Egon stutzte kurz. Er hatte doch noch nie Schwierigkeiten mit der Polizei gehabt und er war sich sicher, dass er nichts angestellt hatte. Hilda würde so etwas nicht dulden. Warum wollte diese Frau denn die Polizei anrufen. Aber dann schwebten wieder Wolken durch seinen Kopf und er konnte sich nicht mehr erinnern das Wort Polizei je gehört zu haben. Er trank lieber seinen Tee und dann würde er sich auf den Weg machen. Er war schließlich noch nicht am Ziel angelangt. 

„So, Herr Halder, jetzt erzählen sie mir mal, wo sie waren.“ Die nette Frau, die ihm geöffnet und ihn mit Tee versorgt hatte, setzte sich neben ihn und nahm seine Hand. Es war ihm nicht unangenehm. Sie hatte ein offenes Gesicht und einen lachenden Mund. Egon hatte positive Menschen schon immer gemocht. Hilda war auch so. Allerdings wusste er nicht, was er dieser Frau erzählen sollte. 

„Ich weiß nicht“, antwortete er deshalb unsicher. „Wo war ich denn. Ich denke, ich war zuhause und jetzt bin ich wohl vom Weg abgekommen und hier gelandet. Aber es ist sehr nett, dass ich einen Tee bekomme. Er tut sehr gut.“ Er sah sie an und ahnte, dass die Antwort für sie nicht ausreichend war. Aber er hatte keine andere parat. Die Frau ließ seine Hand wieder los. 

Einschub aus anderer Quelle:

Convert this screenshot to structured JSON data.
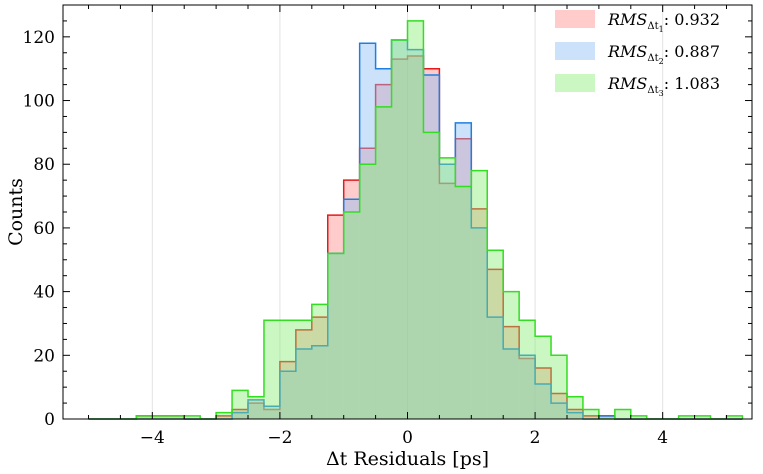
{
  "chart_data": {
    "type": "histogram",
    "xlabel": "Δt Residuals [ps]",
    "ylabel": "Counts",
    "xlim": [
      -5.4,
      5.4
    ],
    "ylim": [
      0,
      130
    ],
    "x_ticks": [
      -4,
      -2,
      0,
      2,
      4
    ],
    "x_tick_labels": [
      "−4",
      "−2",
      "0",
      "2",
      "4"
    ],
    "y_ticks": [
      0,
      20,
      40,
      60,
      80,
      100,
      120
    ],
    "y_tick_labels": [
      "0",
      "20",
      "40",
      "60",
      "80",
      "100",
      "120"
    ],
    "grid": "vertical",
    "legend_position": "top-right",
    "bin_edges": [
      -5.0,
      -4.75,
      -4.5,
      -4.25,
      -4.0,
      -3.75,
      -3.5,
      -3.25,
      -3.0,
      -2.75,
      -2.5,
      -2.25,
      -2.0,
      -1.75,
      -1.5,
      -1.25,
      -1.0,
      -0.75,
      -0.5,
      -0.25,
      0.0,
      0.25,
      0.5,
      0.75,
      1.0,
      1.25,
      1.5,
      1.75,
      2.0,
      2.25,
      2.5,
      2.75,
      3.0,
      3.25,
      3.5,
      3.75,
      4.0,
      4.25,
      4.5,
      4.75,
      5.0,
      5.25
    ],
    "series": [
      {
        "name": "Δt1",
        "legend_main": "RMS",
        "legend_sub": "Δt",
        "legend_subsub": "1",
        "legend_value": ": 0.932",
        "stroke": "#e41a1c",
        "fill": "rgba(255,130,130,0.42)",
        "values": [
          0,
          0,
          0,
          1,
          1,
          1,
          0,
          0,
          1,
          3,
          5,
          3,
          18,
          28,
          32,
          64,
          75,
          85,
          105,
          113,
          114,
          110,
          74,
          88,
          66,
          47,
          29,
          19,
          16,
          8,
          3,
          1,
          1,
          0,
          0,
          0,
          0,
          0,
          0,
          0,
          0
        ]
      },
      {
        "name": "Δt2",
        "legend_main": "RMS",
        "legend_sub": "Δt",
        "legend_subsub": "2",
        "legend_value": ": 0.887",
        "stroke": "#1f7fe0",
        "fill": "rgba(140,190,245,0.45)",
        "values": [
          0,
          0,
          0,
          0,
          0,
          0,
          0,
          0,
          0,
          2,
          6,
          4,
          15,
          22,
          23,
          52,
          69,
          118,
          110,
          119,
          116,
          108,
          80,
          93,
          60,
          32,
          22,
          20,
          11,
          5,
          2,
          0,
          1,
          0,
          0,
          0,
          0,
          0,
          0,
          0,
          0
        ]
      },
      {
        "name": "Δt3",
        "legend_main": "RMS",
        "legend_sub": "Δt",
        "legend_subsub": "3",
        "legend_value": ": 1.083",
        "stroke": "#33dd22",
        "fill": "rgba(130,235,110,0.42)",
        "values": [
          0,
          0,
          0,
          1,
          1,
          1,
          1,
          0,
          2,
          9,
          7,
          31,
          31,
          31,
          36,
          52,
          65,
          80,
          98,
          119,
          125,
          90,
          82,
          73,
          78,
          53,
          40,
          31,
          26,
          20,
          7,
          3,
          0,
          3,
          1,
          0,
          0,
          1,
          1,
          0,
          1
        ]
      }
    ]
  }
}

„Ich werde Dr. Hirscher anrufen. Er soll sie mal lieber untersuchen. Es waren immerhin zwei Tag, die sie fehlten.“ Sie lächelte wieder dieses warme Lächeln. Es erinnerte ihn an irgendjemanden.

„Hier ist nochmal ein Tee und ein paar Kekse. Ich bin gleich wieder zurück.“

Egon sah ihr nach, wie sie den Gang hinunterlief und hinter einer Tür verschwand. Ach je, jetzt fiel es ihm wieder ein, Hilda würde noch warten in ihrem Café, in dem sie sich immer trafen. Er musste los. Er hatte doch noch einen Weg zu gehen und konnte es sich nicht einfach hier bequem machen. 

„Keine Sorge, Hilda, ich bin gleich bei dir. Warte noch einen Moment!“

„Herr Halder, ich bin schon zurück und Dr. Hirscher wird sie jetzt untersuchen. Herr Halder?“ Sie sah erschrocken erst zu der zusammen gesunkenen Gestalt in dem Sessel und dann zu dem neben ihr stehenden Arzt. Der nahm ruhig dessen Handgelenk zwischen seine Finger und schloss ihm dann mit einer zarten Bewegung die Augen.